Peluang tersebut harus segera ditangkap, dengan syarat calon tenaga kerja memenuhi sertifikat kompetensi minimal berstandar nasional. Data menunjukkan pekerja di sektor pariwisata 80% belum memiliki sertifikat profesi.
“Hal itulah yang menjadi tantangan bagi lembaga pelatihan yang tidak hanya memberikan pelatihan kepada calon tenaga kerja, tetapi juga berbasis penempatan dan diberikan sertifikat berstandar internasional bagi calon tenaga kerja,” terang Mantan Irbansus pada Inspektorat Provinsi NTB ini.
Dinas Nakertrans NTB menargetkan Tingkat Pengangguran Terbuka (TPT) NTB Tahun 2022 bisa mencapai dibawah 3 persen. Sementara capaian TPT NTB Tahun 2021 sebesar 3,01 persen, jauh melampaui target RPJMD sebesar 3,30 persen dari jumlah angkatan kerja.
Untuk bisa menurunkan angka pengangguran terbuka tersebut, perlu ada terobosan dan inovasi ditengah situasi sulit ini.
“Kita tidak bisa hanya kerja rutin saja. Tapi harus punya inovasi dan bergerak cepat. Seluruh instrumen untuk mempercepat pencapaian program perlu disiapkan. Juga yang sangat penting adalah kemampuan untuk bisa bekerja dalam teamwork yang solid,” himbau Mantan Kepala Dinas Kominfotik NTB ini.

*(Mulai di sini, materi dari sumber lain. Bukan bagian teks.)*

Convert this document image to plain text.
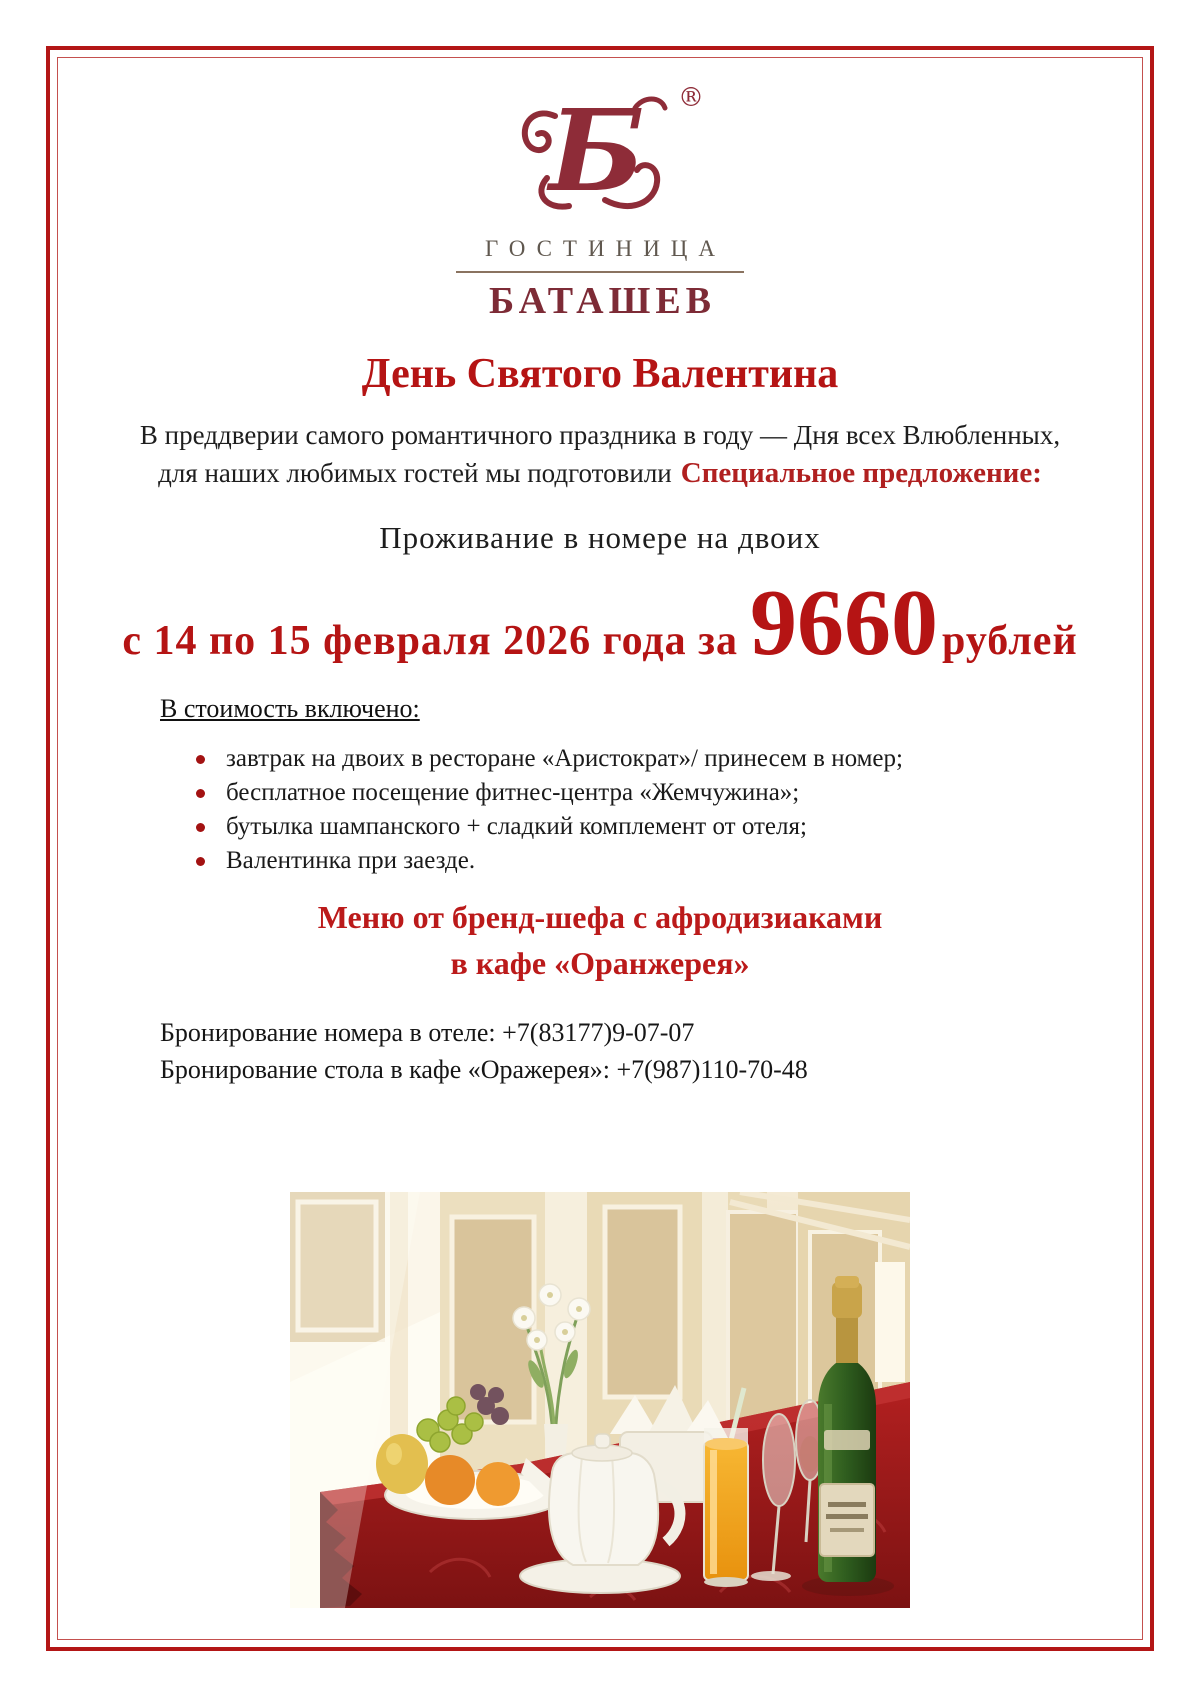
Б ®
ГОСТИНИЦА
БАТАШЕВ
День Святого Валентина
В преддверии самого романтичного праздника в году — Дня всех Влюбленных,
для наших любимых гостей мы подготовили Специальное предложение:
Проживание в номере на двоих
с 14 по 15 февраля 2026 года за 9660 рублей
В стоимость включено:
завтрак на двоих в ресторане «Аристократ»/ принесем в номер;
бесплатное посещение фитнес-центра «Жемчужина»;
бутылка шампанского + сладкий комплемент от отеля;
Валентинка при заезде.
Меню от бренд-шефа с афродизиаками
в кафе «Оранжерея»
Бронирование номера в отеле: +7(83177)9-07-07
Бронирование стола в кафе «Оражерея»: +7(987)110-70-48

Sementara itu, Kepala UPTP BLK Lotim Sabar, S.Pd menyampaikan bagi UPTD yang telah menerima SK Pengelolaan sebagai dasar pelaksanaan kegiatan PBK untuk segera memulai pelatihan. Setelah dimulai tentu harus dipikirkan kemana arah siswa yang telah dilatih, dan terakhir setelah semua proses telah berjalan adalah mempertanggungjawabkan hasil pelatihan tersebut.

“Amanah tersebut tidak mudah, tetapi jika dilaksanakan dengan niat yang tepat, maka sasarannya akan tepat pula,” ujar Sabar.
Terkait dengan pelaksanaan kegiatan tahun 2022, UPTP BLK Lotim sangat berharap jangan hanya menyelesaikan target, tetapi setiap proses pelaksanaannya akuntabel dan bisa dipertangungjawabkan.
“Apa yg menjadi hal yang kurang baik di 2021, mudah-mudahan tidak terjadi lagi di tahun 2022 ini. Baik perencanannya, proses, dan outputnya,” tegas Sabar.
Mekanisme pelatihan tahun 2022 berbasis penempatan tidak hanya berbasis kompetensi. Target nasional penempatan di lingkup Dirjen. Bina Lavotas minimal 68%.
Jadi, harus terjalin komunikasi dan koordinasi dengan berbagai pihak. Sebagai upaya untuk mewujudkan hal tersebut, salah satu upayanya dengan 15 paket pelatihan yang dilaksanakan oleh DUDI.
“Jika pelatihan bisa diarahkan untuk kebutuhan ITDC, maka target penempatan 90% bukan hal yang tidak mungkin,” ujar Sabar.
Pada kesempatan yang sama, Sub Koordinator Program Verry Fahrudin, SE., MM selaku Ketua Panitia melaporkan Tahun 2022 UPTP BLK Lombok Timur mendapat target Pelatihan Berbasis Kompetensi (PBK) sebanyak 7.477 orang dengan distribusi target untuk 8 UPTD BLK/LLK di Wilayah ProvinsiNTB sebanyak 1.360 orang. Rakor ini diikuti oleh 30 orang yang merupakan perwakilan dari UPTD Binaan BLK Lombok Timur. Pada kesempatan itu, dilakukan penyerahan SK pengelolaan PBK kepada 8 UPTD Binaan BLK Lombok Timur.